Crop Shipments To Be Halted Over Railroad Problems

( )- Last week, as a railway strike loomed, some railroads were preparing to stop shipments of crops in anticipation. However, last Thursday, a tentative deal was reached averting last Friday’s strike.

On Thursday, the White House announced that it had secured a tentative deal but union members, angered by work conditions, have yet to ratify the agreement.

The tentative deal was reached after about 20 hours of talks brokered by Labor Secretary Marty Walsh between the major railroads and unions.

Walsh hosted contract talks in Washington between the unions representing 115,000 railway workers and Union Pacific, BNSF, CSX, Norfolk Southern, and Kansas City Southern railroads.
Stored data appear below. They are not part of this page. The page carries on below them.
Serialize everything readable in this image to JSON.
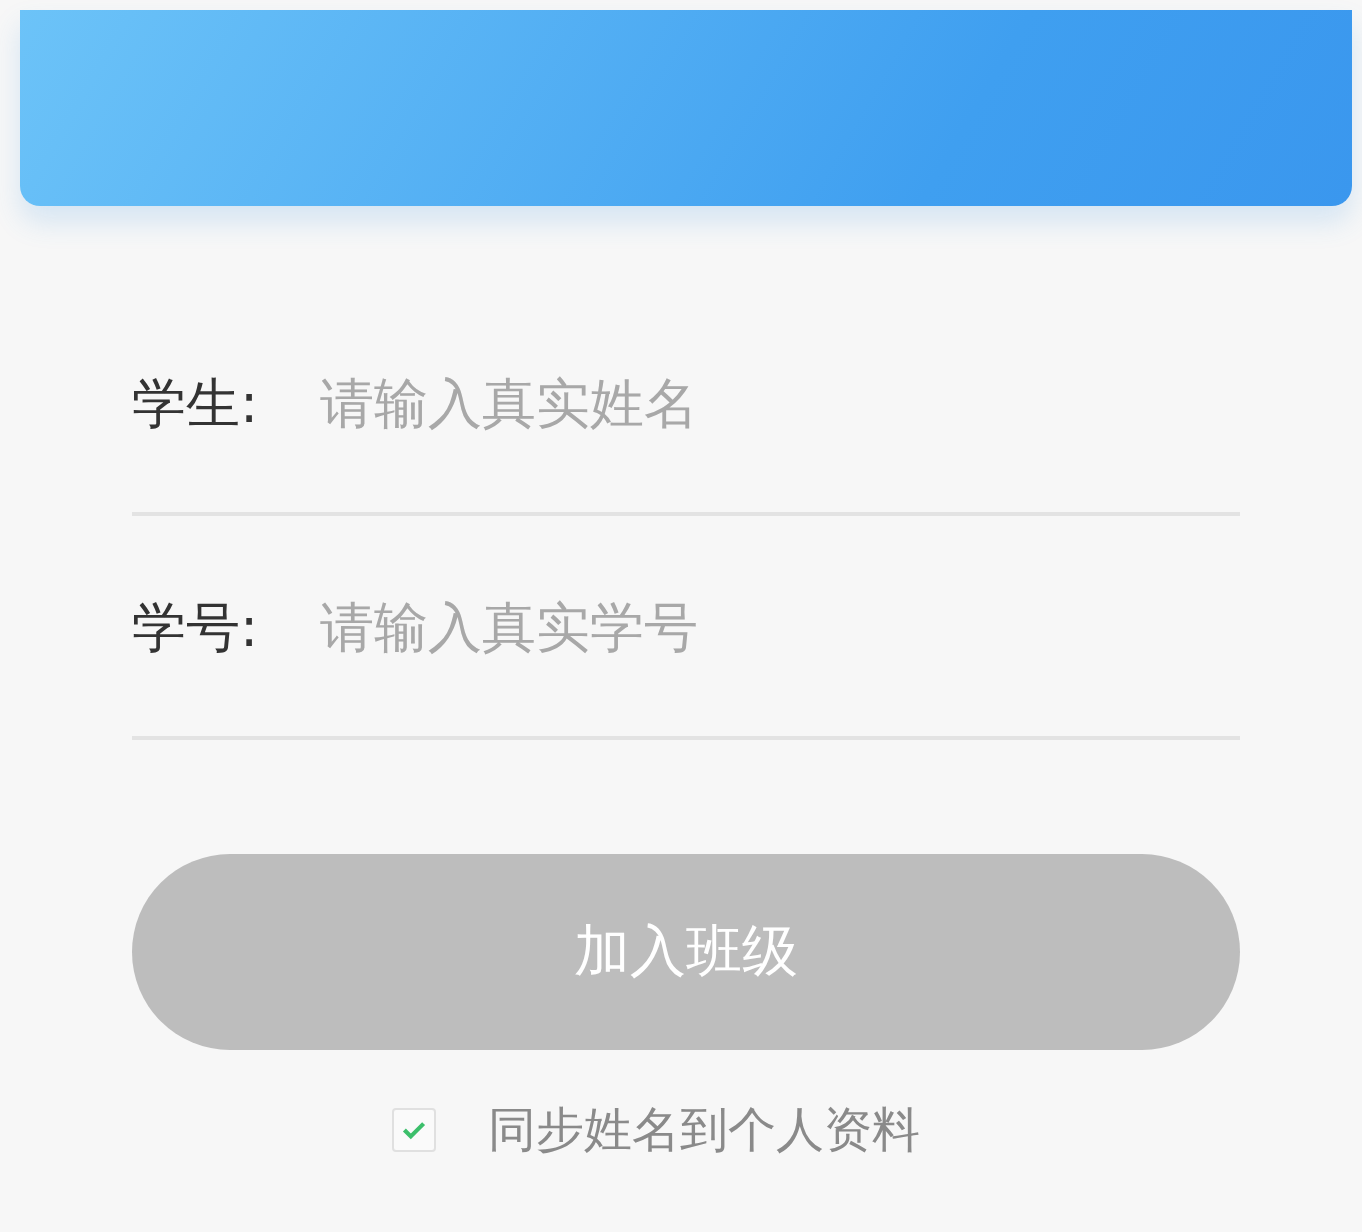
{
  "fields": [
    {
      "label": "学生:",
      "placeholder": "请输入真实姓名"
    },
    {
      "label": "学号:",
      "placeholder": "请输入真实学号"
    }
  ],
  "join_button": {
    "label": "加入班级",
    "disabled": true
  },
  "sync_option": {
    "label": "同步姓名到个人资料",
    "checked": true
  }
}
The workers agreed not to strike while voting is tallied over the next several weeks, avoiding the strike that would have started last Friday.

Desperate for a win, President Biden quickly took credit for averting a strike that would have devastated the US economy even more than he has already devasted it.
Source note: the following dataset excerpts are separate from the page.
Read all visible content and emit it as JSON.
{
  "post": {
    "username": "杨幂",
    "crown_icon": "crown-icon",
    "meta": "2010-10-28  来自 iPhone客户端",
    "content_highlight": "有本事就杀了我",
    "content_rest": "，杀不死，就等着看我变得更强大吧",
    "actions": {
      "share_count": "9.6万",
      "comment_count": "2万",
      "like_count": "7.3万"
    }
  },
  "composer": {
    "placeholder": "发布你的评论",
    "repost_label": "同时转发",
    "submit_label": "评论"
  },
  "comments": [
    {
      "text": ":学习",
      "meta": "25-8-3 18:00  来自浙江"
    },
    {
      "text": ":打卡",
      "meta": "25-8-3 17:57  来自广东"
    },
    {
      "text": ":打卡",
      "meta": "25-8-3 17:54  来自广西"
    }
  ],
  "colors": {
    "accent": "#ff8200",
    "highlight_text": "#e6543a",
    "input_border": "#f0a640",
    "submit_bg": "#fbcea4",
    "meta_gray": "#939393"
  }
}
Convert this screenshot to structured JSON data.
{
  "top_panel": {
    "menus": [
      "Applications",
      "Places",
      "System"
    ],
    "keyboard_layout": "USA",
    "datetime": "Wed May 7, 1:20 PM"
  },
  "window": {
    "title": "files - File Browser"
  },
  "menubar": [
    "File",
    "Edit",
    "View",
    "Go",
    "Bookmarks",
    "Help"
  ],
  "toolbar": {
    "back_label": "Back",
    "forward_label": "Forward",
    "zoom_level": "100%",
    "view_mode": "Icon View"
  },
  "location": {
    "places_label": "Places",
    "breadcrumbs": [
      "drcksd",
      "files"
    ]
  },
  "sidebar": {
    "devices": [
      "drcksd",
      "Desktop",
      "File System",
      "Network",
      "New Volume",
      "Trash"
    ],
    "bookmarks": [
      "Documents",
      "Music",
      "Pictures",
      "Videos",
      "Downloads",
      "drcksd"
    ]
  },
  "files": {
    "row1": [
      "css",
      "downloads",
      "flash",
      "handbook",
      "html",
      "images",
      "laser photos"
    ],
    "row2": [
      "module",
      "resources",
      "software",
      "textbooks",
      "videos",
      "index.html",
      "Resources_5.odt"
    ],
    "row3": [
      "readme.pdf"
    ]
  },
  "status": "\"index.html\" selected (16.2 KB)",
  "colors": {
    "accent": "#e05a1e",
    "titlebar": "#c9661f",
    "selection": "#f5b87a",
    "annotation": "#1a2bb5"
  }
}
In a Rose Garden speech on Thursday, Biden called the tentative deal a “big win for America” and vowed to reach other union agreements in the future.
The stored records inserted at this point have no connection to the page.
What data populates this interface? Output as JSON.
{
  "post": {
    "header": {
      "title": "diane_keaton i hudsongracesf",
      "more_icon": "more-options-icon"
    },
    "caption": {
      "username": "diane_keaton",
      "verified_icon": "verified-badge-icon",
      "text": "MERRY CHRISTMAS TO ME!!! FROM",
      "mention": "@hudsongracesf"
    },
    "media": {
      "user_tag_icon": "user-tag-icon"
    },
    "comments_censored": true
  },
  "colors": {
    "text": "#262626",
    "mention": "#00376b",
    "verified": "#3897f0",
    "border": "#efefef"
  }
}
Secretary Walsh told Reuters that the tentative agreement is a good contract for union workers and the companies.

If the unions vote to accept the deal, workers would receive an immediate 14.1 percent wage increase.

It is now up to the unions to get their members to vote in favor of the tentative deal. But some labor experts suggest that this might be a tough sell.

The Washington Post reported on Wednesday that many railway workers are not happy with the tentative deal and some of them began picketing outside of their workplaces on the eve of voting.

Voting on the deal began on Thursday and will last until mid-October.

If just one of the twelve unions votes against the tentative deal, tens of thousands of railway workers could end up going on strike anyway, essentially bringing to a halt 40 percent of the freight shipping in the United States.